Mais, la relation à la clientèle est tout aussi importante : notre principe, précise Etienne Bodineau, est d'essayer de rendre le Black Bird le plus familial possible. On dit bonjour et on serre la main à tout le monde. Au fond, on est là pour transmettre un plaisir et je ne suis jamais aussi content que lorsque je vois que mes clients s'amusent et sont satisfaits. Car, il est un élément que l'on oublie souvent : rien n'est gagné d'avance et, par conséquent, il faut toujours faire le maximum pour permettre à la clientèle de passer un moment agréable. Cela est vrai des soirées, mais également du déjeuner où les gens sont beaucoup plus pressés : il faut qu'ils mangent en 40 minutes et en même temps qu'ils se détendent un peu, ce qui n'est pas facile.
Miser sur le volume et non sur les prix
De ce point de vue d'ailleurs, Etienne Bodineau a pu constater quelques changements : en semaine, avoue-t-il, nous faisons toujours 80 à 90 couverts par jour, mais il est vrai que le pouvoir d'achat de la clientèle a diminué et il est de plus en plus fréquent que la boisson se réduise à une carafe d'eau. Pourtant, nous n'avons pas augmenté nos prix, même au moment du passage à l'euro : nous avons systématiquement arrondi au cent ou à l'euro inférieur. Ce serait d'ailleurs une erreur de tout miser sur l'augmentation des prix, car les clients ne sont pas bêtes et ils s'aperçoivent très vite du rapport qualité/prix. Pour ma part, je pense qu'il vaut mieux miser sur le volume de la clientèle, ce qui suppose bien évidemment de s'en donner les moyens et de ne pas hésiter à se remettre en question.

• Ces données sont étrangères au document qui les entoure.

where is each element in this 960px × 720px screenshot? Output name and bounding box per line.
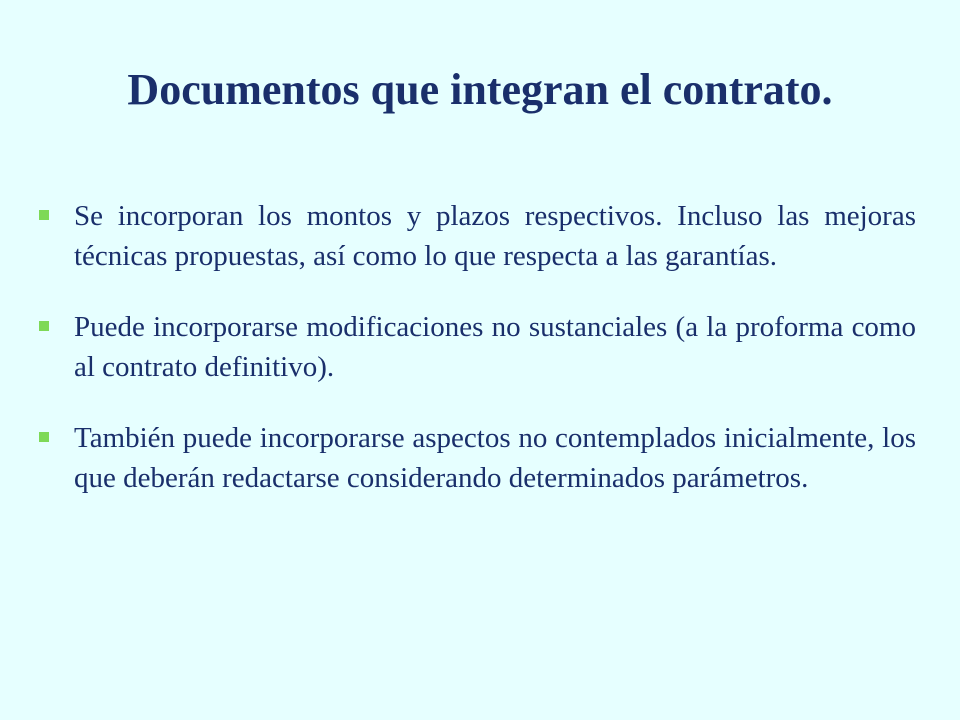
bullet-text: También puede incorporarse aspectos no contemplados inicialmente, los que deberán redactarse considerando determinados parámetros. — [74, 422, 916, 494]
slide-title: Documentos que integran el contrato. — [127, 65, 833, 114]
bullet-text: Se incorporan los montos y plazos respectivos. Incluso las mejoras técnicas propuestas, así como lo que respecta a las garantías. — [74, 200, 916, 272]
square-bullet-icon — [39, 210, 49, 220]
bullet-list — [36, 196, 916, 529]
bullet-text: Puede incorporarse modificaciones no sustanciales (a la proforma como al contrato definitivo). — [74, 311, 916, 383]
square-bullet-icon — [39, 321, 49, 331]
bullet-item — [36, 418, 916, 498]
square-bullet-icon — [39, 432, 49, 442]
bullet-item — [36, 307, 916, 387]
bullet-item — [36, 196, 916, 276]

D'ailleurs, les difficultés des établissements sont souvent liées à des problèmes de gestion : bien souvent, et notamment dans la restauration gastronomique, il y a trop de personnels. Or, un demi employé en plus peut faire chuter une entreprise. Il faut donc savoir gérer non seulement le nombre de personnes que l'on emploie, mais encore leur temps et leurs activités, ce que l'on ne peut véritablement faire que si l'on a soi-même exercé ces professions. Car, il y a beaucoup de temps mort dans la restauration, qui sont trop souvent inemployés. Par exemple, ici nous n'avons pas de femme de ménage : nous le faisons nous-mêmes. De même, j'arrive exactement à évaluer le taux d'activité d'un barman parce que je l'ai été moi-même, de sorte que lorsqu'on me dit qu'on a trop de travail je sais si c'est exagéré ou pas.
Ces éléments font que le Black Bird doit sa réussite à une équipe soudée : en général, conclut Etienne Bodineau, il est très difficile de trouver des employés, soit parce qu'il n'y en a pas, soit parce qu'ils s'en vont au bout de quelques temps. Mais ici, j'ai une équipe exceptionnelle aussi bien en cuisine qu'en salle, grâce à laquelle je parviens à donner un peu de bonheur à la clientèle. Car, tout seul on n'est rien.
Les conseils du propriétaire Etienne bodineau
Il vaut mieux miser sur le volume de la clientèle que sur l'augmentation des prix.
Il faut savoir gérer non seulement le nombre de personnes que l'on emploie, mais encore leur temps et leurs activités .
Activités : pub, restaurant, discothèque
(soirées à thèmes et dansantes ; événementiel).